La progression peut cependant ne pas être linéaire. Une pointe soudaine de difficulté, un monstre soudain très récalcitrant sont les bienvenus. Et juste après, par exemple, une phase tranquille et amusante, une sorte de havre de paix après le drame... avant de rencontrer d'autres épreuves encore plus sérieuses ! Rainbow Island, d'Ocean, est un bon exemple de ce genre de dosage.

Méfiez-vous aussi de vous-même. Un obstacle peut vous sembler facile, parce qu'il correspond à votre façon d'agir ou de jouer, et être complètement infranchissable pour les autres ! Ce que vous imaginez, les autres doivent pouvoir aussi facilement l'imaginer... Cela n'interdit pas les passages secrets les plus subtils, ou les astuces les plus délirantes. Mais pensez toujours à mettre le joueur un peu sur la piste ; pensez toujours à l'autre, cet autre qui va utiliser votre jeu pour se défier et s'amuser. Au besoin, testez auprès d'amis les difficultés.
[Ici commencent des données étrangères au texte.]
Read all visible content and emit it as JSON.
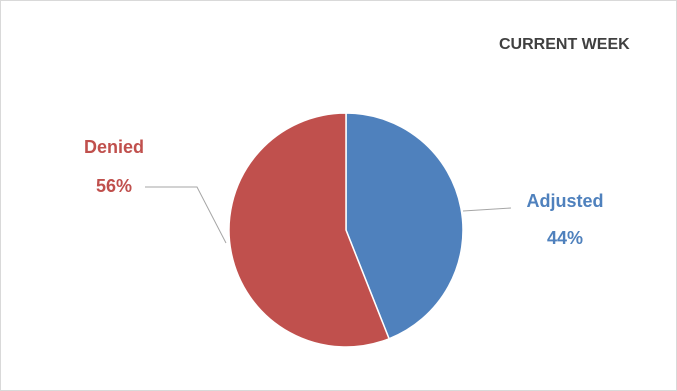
{
  "chart_data": {
    "type": "pie",
    "title": "CURRENT WEEK",
    "categories": [
      "Adjusted",
      "Denied"
    ],
    "values": [
      44,
      56
    ],
    "labels": [
      {
        "name": "Adjusted",
        "percent": "44%"
      },
      {
        "name": "Denied",
        "percent": "56%"
      }
    ],
    "colors": [
      "#4f81bd",
      "#c0504d"
    ],
    "legend": "none"
  }
}
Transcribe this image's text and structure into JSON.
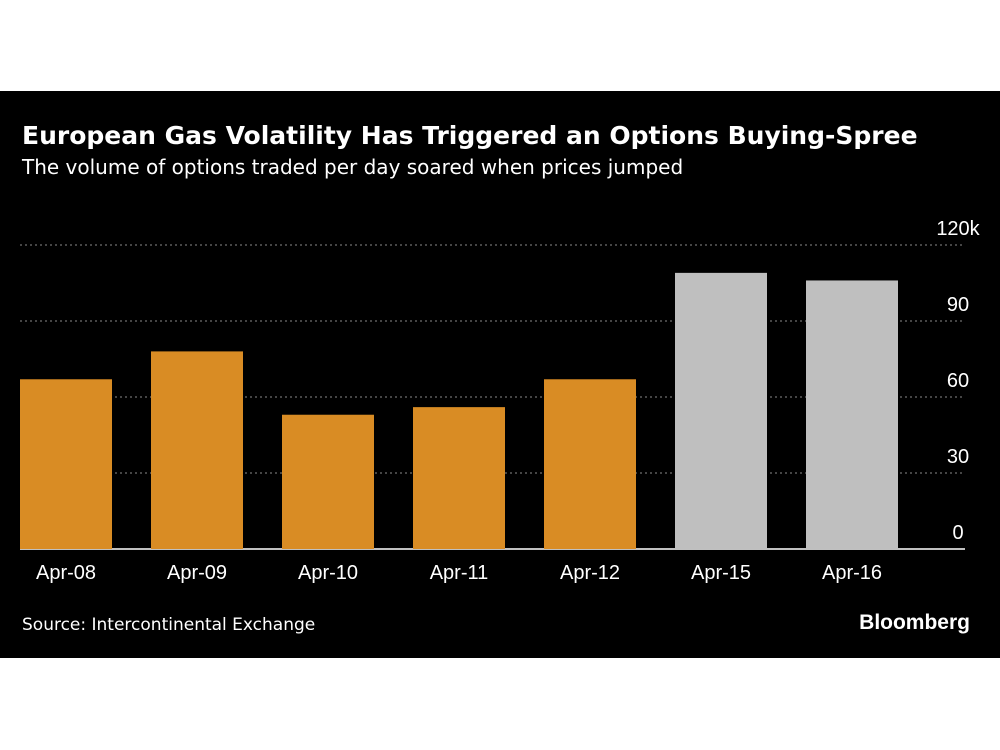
{
  "title": "European Gas Volatility Has Triggered an Options Buying-Spree",
  "subtitle": "The volume of options traded per day soared when prices jumped",
  "source": "Source: Intercontinental Exchange",
  "brand": "Bloomberg",
  "colors": {
    "background": "#000000",
    "highlight": "#d98c24",
    "muted": "#bfbfbf",
    "gridline": "#8a8a8a",
    "text": "#ffffff"
  },
  "chart_data": {
    "type": "bar",
    "title": "European Gas Volatility Has Triggered an Options Buying-Spree",
    "subtitle": "The volume of options traded per day soared when prices jumped",
    "categories": [
      "Apr-08",
      "Apr-09",
      "Apr-10",
      "Apr-11",
      "Apr-12",
      "Apr-15",
      "Apr-16"
    ],
    "values": [
      67,
      78,
      53,
      56,
      67,
      109,
      106
    ],
    "bar_colors": [
      "highlight",
      "highlight",
      "highlight",
      "highlight",
      "highlight",
      "muted",
      "muted"
    ],
    "yticks": [
      "0",
      "30",
      "60",
      "90",
      "120k"
    ],
    "ytick_values": [
      0,
      30,
      60,
      90,
      120
    ],
    "ylim": [
      0,
      120
    ],
    "y_axis_position": "right",
    "grid": true,
    "xlabel": "",
    "ylabel": ""
  }
}
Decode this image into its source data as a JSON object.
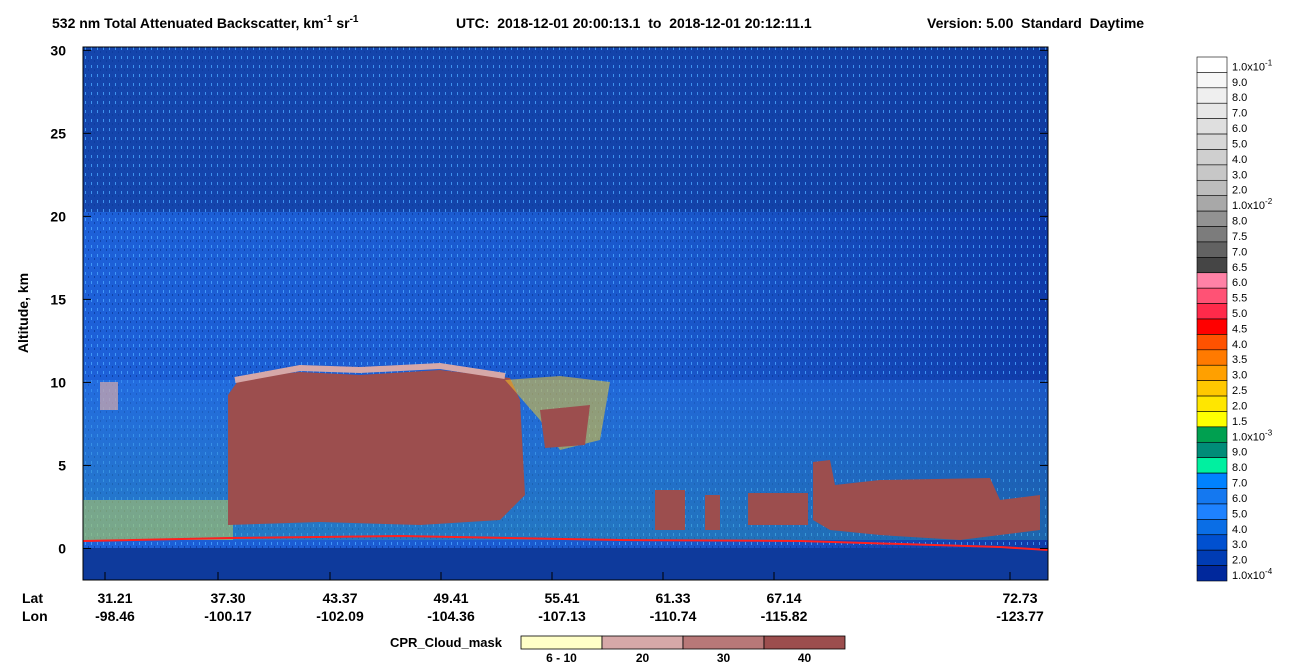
{
  "chart_data": {
    "type": "heatmap",
    "title_parts": [
      "532 nm Total Attenuated Backscatter, km",
      "-1",
      " sr",
      "-1",
      "UTC:  2018-12-01 20:00:13.1  to  2018-12-01 20:12:11.1",
      "Version: 5.00  Standard  Daytime"
    ],
    "y_label": "Altitude, km",
    "ylim": [
      -1.9,
      30.2
    ],
    "yticks": [
      0,
      5,
      10,
      15,
      20,
      25,
      30
    ],
    "x_row_labels": [
      "Lat",
      "Lon"
    ],
    "x_ticks": [
      {
        "lat": "31.21",
        "lon": "-98.46"
      },
      {
        "lat": "37.30",
        "lon": "-100.17"
      },
      {
        "lat": "43.37",
        "lon": "-102.09"
      },
      {
        "lat": "49.41",
        "lon": "-104.36"
      },
      {
        "lat": "55.41",
        "lon": "-107.13"
      },
      {
        "lat": "61.33",
        "lon": "-110.74"
      },
      {
        "lat": "67.14",
        "lon": "-115.82"
      },
      {
        "lat": "72.73",
        "lon": "-123.77"
      }
    ],
    "colorbar": [
      {
        "label": "1.0x10",
        "exp": "-1",
        "color": "#ffffff"
      },
      {
        "label": "9.0",
        "color": "#f7f7f7"
      },
      {
        "label": "8.0",
        "color": "#efefef"
      },
      {
        "label": "7.0",
        "color": "#e7e7e7"
      },
      {
        "label": "6.0",
        "color": "#dfdfdf"
      },
      {
        "label": "5.0",
        "color": "#d7d7d7"
      },
      {
        "label": "4.0",
        "color": "#cfcfcf"
      },
      {
        "label": "3.0",
        "color": "#c7c7c7"
      },
      {
        "label": "2.0",
        "color": "#bdbdbd"
      },
      {
        "label": "1.0x10",
        "exp": "-2",
        "color": "#a8a8a8"
      },
      {
        "label": "8.0",
        "color": "#929292"
      },
      {
        "label": "7.5",
        "color": "#7c7c7c"
      },
      {
        "label": "7.0",
        "color": "#626262"
      },
      {
        "label": "6.5",
        "color": "#454545"
      },
      {
        "label": "6.0",
        "color": "#ff82a6"
      },
      {
        "label": "5.5",
        "color": "#ff5275"
      },
      {
        "label": "5.0",
        "color": "#ff2a4a"
      },
      {
        "label": "4.5",
        "color": "#ff0000"
      },
      {
        "label": "4.0",
        "color": "#ff5200"
      },
      {
        "label": "3.5",
        "color": "#ff7a00"
      },
      {
        "label": "3.0",
        "color": "#ffa000"
      },
      {
        "label": "2.5",
        "color": "#ffc800"
      },
      {
        "label": "2.0",
        "color": "#ffe600"
      },
      {
        "label": "1.5",
        "color": "#ffff00"
      },
      {
        "label": "1.0x10",
        "exp": "-3",
        "color": "#00a050"
      },
      {
        "label": "9.0",
        "color": "#008c78"
      },
      {
        "label": "8.0",
        "color": "#00f0a0"
      },
      {
        "label": "7.0",
        "color": "#0082ff"
      },
      {
        "label": "6.0",
        "color": "#1478f0"
      },
      {
        "label": "5.0",
        "color": "#1e82ff"
      },
      {
        "label": "4.0",
        "color": "#0a6ee6"
      },
      {
        "label": "3.0",
        "color": "#0050d0"
      },
      {
        "label": "2.0",
        "color": "#003cb4"
      },
      {
        "label": "1.0x10",
        "exp": "-4",
        "color": "#00289c"
      }
    ],
    "cpr_legend": {
      "title": "CPR_Cloud_mask",
      "items": [
        {
          "label": "6 - 10",
          "color": "#ffffc8"
        },
        {
          "label": "20",
          "color": "#d6a8a8"
        },
        {
          "label": "30",
          "color": "#b87878"
        },
        {
          "label": "40",
          "color": "#9c4e4e"
        }
      ]
    }
  }
}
Attachez en même temps une grande importance à la logique de votre jeu. Les délires sont possibles, mais ils doivent préserver la logique interne du scénario. Vous pouvez d'ailleurs mettre le joueur, discrètement, sur la piste. Dans Monkey Island par exemple, le sanctuaire du grand singe s'ouvre en introduisant un coton-tige géant dans l'oreille de sa statue : peut-on faire plus fou ? Mais le joueur a été prévenu, une dizaine d'écrans plus tôt, que "Le singe n'ouvrira la bouche que s'il a l'oreille propre". Toujours dans le même logiciel, les scénaristes se moquent des jeux d'aventure à la logique indéchiffrable : votre personnage disparaît soudain dans une autre pièce, vous en perdez le contrôle, et vous voyez alors apparaître les ordres les plus délirants : "Planter le mashmallow sur la corne du rhinocéros", "Aboyer trois fois en se bouchant le nez", etc. Faites en sorte qu'ils ne se moquent pas ainsi de votre propre scénario !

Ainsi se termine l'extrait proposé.